To configure DCBX on an interface, use the dcbx admin-state command in the qos interfaces interface context.
Configuring DCBX
The following example enables DCBX on interface eth-1/4.
--{ candidate shared default }--[ ]--
# info with-context qos interfaces interface eth-1/4
qos {
interfaces {
interface eth-1/4 {
interface-ref {
interface ethernet-1/4
}
dcbx {
admin-state enable
}
}
}
}
The DCBX configuration is at interface level only. There is no system-level admin-state setting for DCBX.

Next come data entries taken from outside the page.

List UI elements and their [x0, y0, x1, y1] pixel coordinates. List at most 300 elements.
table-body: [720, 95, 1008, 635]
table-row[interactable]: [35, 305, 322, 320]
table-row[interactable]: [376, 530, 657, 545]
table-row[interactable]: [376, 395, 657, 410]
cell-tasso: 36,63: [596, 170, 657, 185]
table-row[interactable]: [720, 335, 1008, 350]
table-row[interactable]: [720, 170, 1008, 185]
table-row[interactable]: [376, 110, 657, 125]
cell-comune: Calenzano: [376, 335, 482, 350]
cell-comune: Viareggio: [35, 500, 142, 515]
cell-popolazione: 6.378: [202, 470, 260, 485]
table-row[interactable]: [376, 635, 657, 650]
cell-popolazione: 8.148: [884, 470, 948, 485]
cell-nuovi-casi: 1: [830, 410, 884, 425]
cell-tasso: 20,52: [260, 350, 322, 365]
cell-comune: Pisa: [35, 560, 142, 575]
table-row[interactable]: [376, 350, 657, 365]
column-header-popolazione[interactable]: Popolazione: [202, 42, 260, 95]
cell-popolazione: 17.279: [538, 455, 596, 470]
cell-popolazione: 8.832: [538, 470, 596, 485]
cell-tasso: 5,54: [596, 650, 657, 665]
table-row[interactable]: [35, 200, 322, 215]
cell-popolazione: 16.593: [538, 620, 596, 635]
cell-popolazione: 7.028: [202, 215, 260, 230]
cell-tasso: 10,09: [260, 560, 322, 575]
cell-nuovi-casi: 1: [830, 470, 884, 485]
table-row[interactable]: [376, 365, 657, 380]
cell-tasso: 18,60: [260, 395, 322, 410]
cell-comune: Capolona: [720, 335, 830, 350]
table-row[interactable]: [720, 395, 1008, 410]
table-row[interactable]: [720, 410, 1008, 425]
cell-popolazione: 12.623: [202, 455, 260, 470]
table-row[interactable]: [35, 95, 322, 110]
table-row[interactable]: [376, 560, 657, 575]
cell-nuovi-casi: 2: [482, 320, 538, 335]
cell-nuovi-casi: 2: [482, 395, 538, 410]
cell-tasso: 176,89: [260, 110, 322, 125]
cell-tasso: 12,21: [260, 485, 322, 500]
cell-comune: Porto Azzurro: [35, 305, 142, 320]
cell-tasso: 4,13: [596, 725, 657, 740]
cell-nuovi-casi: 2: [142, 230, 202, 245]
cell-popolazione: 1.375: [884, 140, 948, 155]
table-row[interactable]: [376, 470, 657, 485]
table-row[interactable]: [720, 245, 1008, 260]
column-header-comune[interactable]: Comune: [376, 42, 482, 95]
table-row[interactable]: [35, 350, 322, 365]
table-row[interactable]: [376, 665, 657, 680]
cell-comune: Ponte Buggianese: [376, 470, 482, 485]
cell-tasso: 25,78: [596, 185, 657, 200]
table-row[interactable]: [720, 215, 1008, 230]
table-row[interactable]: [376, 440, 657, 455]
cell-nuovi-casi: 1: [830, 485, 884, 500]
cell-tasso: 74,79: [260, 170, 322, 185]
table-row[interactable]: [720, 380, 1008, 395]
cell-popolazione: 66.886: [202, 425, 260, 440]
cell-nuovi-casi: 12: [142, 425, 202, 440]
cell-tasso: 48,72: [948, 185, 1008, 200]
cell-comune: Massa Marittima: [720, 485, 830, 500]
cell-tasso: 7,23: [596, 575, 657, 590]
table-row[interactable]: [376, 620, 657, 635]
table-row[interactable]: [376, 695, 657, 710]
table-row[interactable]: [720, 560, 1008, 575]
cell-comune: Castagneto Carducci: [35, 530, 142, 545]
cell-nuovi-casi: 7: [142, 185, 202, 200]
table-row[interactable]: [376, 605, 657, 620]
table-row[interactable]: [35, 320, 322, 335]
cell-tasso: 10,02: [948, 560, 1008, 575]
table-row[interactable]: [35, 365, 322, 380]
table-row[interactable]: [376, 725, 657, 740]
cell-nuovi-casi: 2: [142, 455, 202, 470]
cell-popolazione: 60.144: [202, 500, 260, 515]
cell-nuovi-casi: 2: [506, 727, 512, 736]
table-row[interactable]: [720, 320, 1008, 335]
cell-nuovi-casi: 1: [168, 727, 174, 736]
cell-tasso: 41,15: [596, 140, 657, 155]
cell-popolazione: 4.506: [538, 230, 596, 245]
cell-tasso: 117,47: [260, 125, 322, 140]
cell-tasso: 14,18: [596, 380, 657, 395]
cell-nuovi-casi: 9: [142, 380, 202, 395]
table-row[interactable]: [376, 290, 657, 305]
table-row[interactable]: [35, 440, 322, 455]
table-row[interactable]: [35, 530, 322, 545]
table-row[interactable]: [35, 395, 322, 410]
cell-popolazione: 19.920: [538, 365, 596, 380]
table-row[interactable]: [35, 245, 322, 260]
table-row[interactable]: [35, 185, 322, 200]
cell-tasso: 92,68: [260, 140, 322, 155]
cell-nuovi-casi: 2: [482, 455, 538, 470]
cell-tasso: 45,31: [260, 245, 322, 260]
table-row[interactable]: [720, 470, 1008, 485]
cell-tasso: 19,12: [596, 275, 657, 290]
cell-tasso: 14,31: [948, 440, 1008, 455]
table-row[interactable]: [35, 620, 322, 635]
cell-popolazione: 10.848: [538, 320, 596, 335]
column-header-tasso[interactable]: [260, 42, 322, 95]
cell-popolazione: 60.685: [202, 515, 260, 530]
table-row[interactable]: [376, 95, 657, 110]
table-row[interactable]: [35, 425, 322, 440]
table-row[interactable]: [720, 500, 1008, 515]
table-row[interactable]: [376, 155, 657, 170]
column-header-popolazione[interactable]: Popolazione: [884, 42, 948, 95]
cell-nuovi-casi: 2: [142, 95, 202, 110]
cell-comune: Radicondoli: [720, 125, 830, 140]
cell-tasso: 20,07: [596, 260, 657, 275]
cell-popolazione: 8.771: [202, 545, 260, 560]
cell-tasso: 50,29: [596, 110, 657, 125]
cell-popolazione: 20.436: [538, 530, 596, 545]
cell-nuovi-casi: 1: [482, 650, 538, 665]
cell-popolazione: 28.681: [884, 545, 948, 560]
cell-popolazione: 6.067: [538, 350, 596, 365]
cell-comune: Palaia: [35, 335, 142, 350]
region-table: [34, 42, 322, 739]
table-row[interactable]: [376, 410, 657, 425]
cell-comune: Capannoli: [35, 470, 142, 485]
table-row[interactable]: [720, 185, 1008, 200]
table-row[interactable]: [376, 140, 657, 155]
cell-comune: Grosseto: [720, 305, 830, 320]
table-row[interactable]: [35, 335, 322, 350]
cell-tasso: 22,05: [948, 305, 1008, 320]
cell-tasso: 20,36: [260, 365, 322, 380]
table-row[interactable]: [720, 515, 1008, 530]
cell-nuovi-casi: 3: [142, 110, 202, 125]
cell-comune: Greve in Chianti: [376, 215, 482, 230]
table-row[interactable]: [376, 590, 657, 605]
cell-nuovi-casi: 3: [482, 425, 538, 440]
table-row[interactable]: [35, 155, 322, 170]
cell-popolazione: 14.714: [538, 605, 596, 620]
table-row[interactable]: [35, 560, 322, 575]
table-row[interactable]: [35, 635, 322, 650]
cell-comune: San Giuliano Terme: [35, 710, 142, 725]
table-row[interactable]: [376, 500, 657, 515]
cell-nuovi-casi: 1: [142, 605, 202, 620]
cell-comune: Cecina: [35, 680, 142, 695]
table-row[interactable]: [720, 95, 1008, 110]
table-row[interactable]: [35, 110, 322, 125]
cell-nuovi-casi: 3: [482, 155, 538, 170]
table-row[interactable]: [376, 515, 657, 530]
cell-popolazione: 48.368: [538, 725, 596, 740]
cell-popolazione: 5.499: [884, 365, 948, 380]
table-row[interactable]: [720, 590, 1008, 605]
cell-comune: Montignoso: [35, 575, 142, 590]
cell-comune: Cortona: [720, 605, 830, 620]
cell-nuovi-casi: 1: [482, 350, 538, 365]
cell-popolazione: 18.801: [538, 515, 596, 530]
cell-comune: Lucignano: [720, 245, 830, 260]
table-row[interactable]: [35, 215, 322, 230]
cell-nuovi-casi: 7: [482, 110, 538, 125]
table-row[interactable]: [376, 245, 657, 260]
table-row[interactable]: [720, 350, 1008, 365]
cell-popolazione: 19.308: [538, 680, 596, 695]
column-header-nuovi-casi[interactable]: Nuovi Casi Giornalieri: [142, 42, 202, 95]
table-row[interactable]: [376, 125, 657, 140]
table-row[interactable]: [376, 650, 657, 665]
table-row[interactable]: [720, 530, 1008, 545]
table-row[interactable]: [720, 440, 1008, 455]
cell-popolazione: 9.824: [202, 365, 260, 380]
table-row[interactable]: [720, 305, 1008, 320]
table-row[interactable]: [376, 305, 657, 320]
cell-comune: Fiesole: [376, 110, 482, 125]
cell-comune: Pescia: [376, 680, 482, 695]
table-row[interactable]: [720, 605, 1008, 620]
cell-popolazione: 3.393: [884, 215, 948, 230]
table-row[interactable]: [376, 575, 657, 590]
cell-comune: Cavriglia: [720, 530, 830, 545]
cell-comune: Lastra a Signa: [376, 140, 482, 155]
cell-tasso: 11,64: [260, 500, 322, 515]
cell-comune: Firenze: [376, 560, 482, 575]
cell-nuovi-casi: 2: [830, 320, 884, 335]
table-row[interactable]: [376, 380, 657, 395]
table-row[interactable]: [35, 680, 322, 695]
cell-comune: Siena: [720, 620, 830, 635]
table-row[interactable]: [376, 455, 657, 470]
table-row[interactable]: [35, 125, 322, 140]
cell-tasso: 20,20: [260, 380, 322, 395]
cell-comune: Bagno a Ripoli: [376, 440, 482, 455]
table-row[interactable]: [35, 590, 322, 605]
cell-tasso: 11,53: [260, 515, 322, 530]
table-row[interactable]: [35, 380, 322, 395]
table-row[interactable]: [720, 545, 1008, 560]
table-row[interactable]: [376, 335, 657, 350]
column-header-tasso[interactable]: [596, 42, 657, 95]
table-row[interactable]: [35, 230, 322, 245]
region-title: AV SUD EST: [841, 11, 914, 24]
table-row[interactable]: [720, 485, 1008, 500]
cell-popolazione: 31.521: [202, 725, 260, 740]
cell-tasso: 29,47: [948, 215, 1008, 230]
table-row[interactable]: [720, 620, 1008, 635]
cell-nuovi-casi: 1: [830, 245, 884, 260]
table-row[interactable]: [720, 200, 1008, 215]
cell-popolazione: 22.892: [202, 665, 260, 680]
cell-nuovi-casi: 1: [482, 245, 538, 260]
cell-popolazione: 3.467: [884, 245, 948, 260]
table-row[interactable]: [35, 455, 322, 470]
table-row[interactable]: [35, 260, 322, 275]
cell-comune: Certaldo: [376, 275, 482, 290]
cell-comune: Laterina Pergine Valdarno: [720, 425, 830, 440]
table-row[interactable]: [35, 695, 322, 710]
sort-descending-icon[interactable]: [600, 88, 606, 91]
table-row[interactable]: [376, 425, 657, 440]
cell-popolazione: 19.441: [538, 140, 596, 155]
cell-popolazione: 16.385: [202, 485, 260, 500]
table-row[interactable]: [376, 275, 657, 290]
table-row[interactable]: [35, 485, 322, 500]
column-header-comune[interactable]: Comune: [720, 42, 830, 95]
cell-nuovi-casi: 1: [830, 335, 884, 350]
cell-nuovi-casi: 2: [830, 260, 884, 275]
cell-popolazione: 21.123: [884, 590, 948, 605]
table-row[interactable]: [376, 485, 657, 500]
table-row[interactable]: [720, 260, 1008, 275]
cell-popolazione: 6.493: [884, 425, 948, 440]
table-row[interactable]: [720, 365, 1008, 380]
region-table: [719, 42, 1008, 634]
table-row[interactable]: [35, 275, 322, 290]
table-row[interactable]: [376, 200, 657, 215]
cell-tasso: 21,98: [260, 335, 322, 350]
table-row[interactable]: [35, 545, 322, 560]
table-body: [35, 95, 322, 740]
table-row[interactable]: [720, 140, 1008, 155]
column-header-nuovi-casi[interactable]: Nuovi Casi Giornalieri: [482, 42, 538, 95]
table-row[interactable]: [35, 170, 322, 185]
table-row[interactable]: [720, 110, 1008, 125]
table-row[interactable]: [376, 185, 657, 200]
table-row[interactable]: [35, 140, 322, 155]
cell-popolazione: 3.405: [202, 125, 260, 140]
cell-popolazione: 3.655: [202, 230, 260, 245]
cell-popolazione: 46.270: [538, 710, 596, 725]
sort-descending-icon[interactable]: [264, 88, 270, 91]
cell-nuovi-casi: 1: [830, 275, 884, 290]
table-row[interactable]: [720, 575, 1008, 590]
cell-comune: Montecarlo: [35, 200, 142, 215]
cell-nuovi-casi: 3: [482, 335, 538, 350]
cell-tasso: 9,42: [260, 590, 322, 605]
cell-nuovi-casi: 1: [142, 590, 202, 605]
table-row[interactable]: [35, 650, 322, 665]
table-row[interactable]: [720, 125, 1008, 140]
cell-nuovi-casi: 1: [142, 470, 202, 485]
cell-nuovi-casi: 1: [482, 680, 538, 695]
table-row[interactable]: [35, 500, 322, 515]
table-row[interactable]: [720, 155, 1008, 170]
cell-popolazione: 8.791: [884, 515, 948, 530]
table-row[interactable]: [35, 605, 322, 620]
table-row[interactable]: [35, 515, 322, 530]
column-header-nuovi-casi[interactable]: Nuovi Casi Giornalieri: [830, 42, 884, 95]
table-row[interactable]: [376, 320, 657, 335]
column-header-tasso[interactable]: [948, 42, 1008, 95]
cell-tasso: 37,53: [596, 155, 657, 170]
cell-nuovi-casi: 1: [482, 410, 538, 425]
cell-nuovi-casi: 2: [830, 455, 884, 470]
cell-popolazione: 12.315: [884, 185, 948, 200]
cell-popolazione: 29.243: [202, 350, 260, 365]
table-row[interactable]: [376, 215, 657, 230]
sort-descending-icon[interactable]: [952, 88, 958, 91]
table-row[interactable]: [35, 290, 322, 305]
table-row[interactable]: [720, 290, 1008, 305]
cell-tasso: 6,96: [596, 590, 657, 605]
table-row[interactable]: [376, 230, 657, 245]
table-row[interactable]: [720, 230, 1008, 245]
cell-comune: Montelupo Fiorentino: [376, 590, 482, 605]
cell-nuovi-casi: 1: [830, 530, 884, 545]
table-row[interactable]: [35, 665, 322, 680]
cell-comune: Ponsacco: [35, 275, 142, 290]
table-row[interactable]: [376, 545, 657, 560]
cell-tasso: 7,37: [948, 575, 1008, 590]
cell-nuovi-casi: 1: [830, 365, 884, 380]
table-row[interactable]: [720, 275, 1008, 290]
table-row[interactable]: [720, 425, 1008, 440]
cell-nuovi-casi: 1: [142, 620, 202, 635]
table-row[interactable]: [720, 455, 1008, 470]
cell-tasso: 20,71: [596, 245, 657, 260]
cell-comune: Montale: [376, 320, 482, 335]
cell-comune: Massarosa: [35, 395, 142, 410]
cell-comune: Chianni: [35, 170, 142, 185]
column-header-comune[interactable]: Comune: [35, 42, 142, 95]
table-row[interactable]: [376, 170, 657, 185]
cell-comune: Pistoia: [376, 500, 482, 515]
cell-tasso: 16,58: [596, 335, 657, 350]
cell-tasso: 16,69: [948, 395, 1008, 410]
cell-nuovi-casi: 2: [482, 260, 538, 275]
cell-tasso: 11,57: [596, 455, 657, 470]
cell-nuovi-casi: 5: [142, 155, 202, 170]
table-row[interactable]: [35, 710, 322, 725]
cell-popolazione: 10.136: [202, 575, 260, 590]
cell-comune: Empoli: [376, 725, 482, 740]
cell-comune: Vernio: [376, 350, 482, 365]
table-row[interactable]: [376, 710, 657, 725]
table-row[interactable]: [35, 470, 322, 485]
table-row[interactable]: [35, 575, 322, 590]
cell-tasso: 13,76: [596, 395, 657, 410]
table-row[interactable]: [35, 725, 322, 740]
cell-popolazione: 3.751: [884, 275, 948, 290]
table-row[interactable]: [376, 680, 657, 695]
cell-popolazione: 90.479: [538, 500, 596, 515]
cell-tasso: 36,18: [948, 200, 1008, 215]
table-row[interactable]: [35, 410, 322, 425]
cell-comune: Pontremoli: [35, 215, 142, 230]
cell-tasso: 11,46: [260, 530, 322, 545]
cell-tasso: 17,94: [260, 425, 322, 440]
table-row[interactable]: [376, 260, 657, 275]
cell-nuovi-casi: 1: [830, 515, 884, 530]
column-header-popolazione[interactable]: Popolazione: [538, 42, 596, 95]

Displaying DCBX state information
To display the local and remote operational state for DCBX, use the info from state command.
--{ state }--[ ]--
# info from state qos interfaces interface eth-1/4 dcbx
admin-state disable
oper-state down
oper-state-reason dcbx-admin-disabled
pfc-priority 0 {
oper-state down
remote-state remote-down
}
pfc-priority 1 {
oper-state down
remote-state remote-down
}
...
pfc-priority 7 {
oper-state down
remote-state remote-down
}
--{ state }--[ ]--
# info from state qos interfaces interface ethernet-2/3 dcbx
admin-state enable
oper-state down
oper-state-reason remote-dcbx-down
pfc-priority 0 {
oper-state up
remote-state remote-down
}
...
pfc-priority 7 {
oper-state up
remote-state remote-down
}
--{ state }--[ ]--
# info from state qos interfaces interface ethernet-1/3 dcbx
admin-state enable
oper-state down
oper-state-reason lldp-oper-state-down
pfc-priority 0 {
oper-state up
remote-state remote-down
}
...
pfc-priority 7 {
oper-state up
remote-state remote-down
}
--{ state }--[ ]--
# info from state qos interfaces interface ethernet-1/6 dcbx
admin-state enable
oper-state up
pfc-priority 0 {
oper-state down
remote-state remote-down
}
pfc-priority 1 {
oper-state down
remote-state remote-down
}
...
pfc-priority 7 {
oper-state down
remote-state remote-down
}
ets-tlv {
remote-credit-based-shaper 0
local-credit-based-shaper 0
remote-maximum-traffic-classes 8
local-maximum-traffic-classes 8
priority 0 {
remote-priority-assignment-configuration 0
remote-priority-assignment-recommendation 0
local-priority-assignment 0
}
priority 1 {
remote-priority-assignment-configuration 1
remote-priority-assignment-recommendation 1
local-priority-assignment 1
}
priority 2 {
remote-priority-assignment-configuration 2
remote-priority-assignment-recommendation 2
local-priority-assignment 2
}
...
priority 7 {
remote-priority-assignment-configuration 7
remote-priority-assignment-recommendation 7
local-priority-assignment 7
}
traffic-class 0 {
remote-traffic-class-bandwidth-assignment-configuration 0
remote-traffic-class-bandwidth-assignment-recommendation 0
local-traffic-class-bandwidth-assignment 27
remote-tsa-value-configuration 0
remote-tsa-value-recommendation 0
local-tsa-value 2
}
traffic-class 1 {
remote-traffic-class-bandwidth-assignment-configuration 0
remote-traffic-class-bandwidth-assignment-recommendation 0
local-traffic-class-bandwidth-assignment 10
remote-tsa-value-configuration 0
remote-tsa-value-recommendation 0
local-tsa-value 2
}
traffic-class 2 {
remote-traffic-class-bandwidth-assignment-configuration 0
remote-traffic-class-bandwidth-assignment-recommendation 0
local-traffic-class-bandwidth-assignment 18
remote-tsa-value-configuration 0
remote-tsa-value-recommendation 0
local-tsa-value 2
}
traffic-class 3 {
remote-traffic-class-bandwidth-assignment-configuration 0
remote-traffic-class-bandwidth-assignment-recommendation 0
local-traffic-class-bandwidth-assignment 10
remote-tsa-value-configuration 0
remote-tsa-value-recommendation 0
local-tsa-value 2
}
...
traffic-class 7 {
remote-traffic-class-bandwidth-assignment-configuration 0
remote-traffic-class-bandwidth-assignment-recommendation 0
local-traffic-class-bandwidth-assignment 3
remote-tsa-value-configuration 0
remote-tsa-value-recommendation 0
local-tsa-value 2
}
}
If an interface has DCBX enabled, but it does not receive a DCBX capability message from the peer (DCBX is disabled on the remote node), the DCBX state is shown as oper-down, with a reason code of remote-dcbx-down.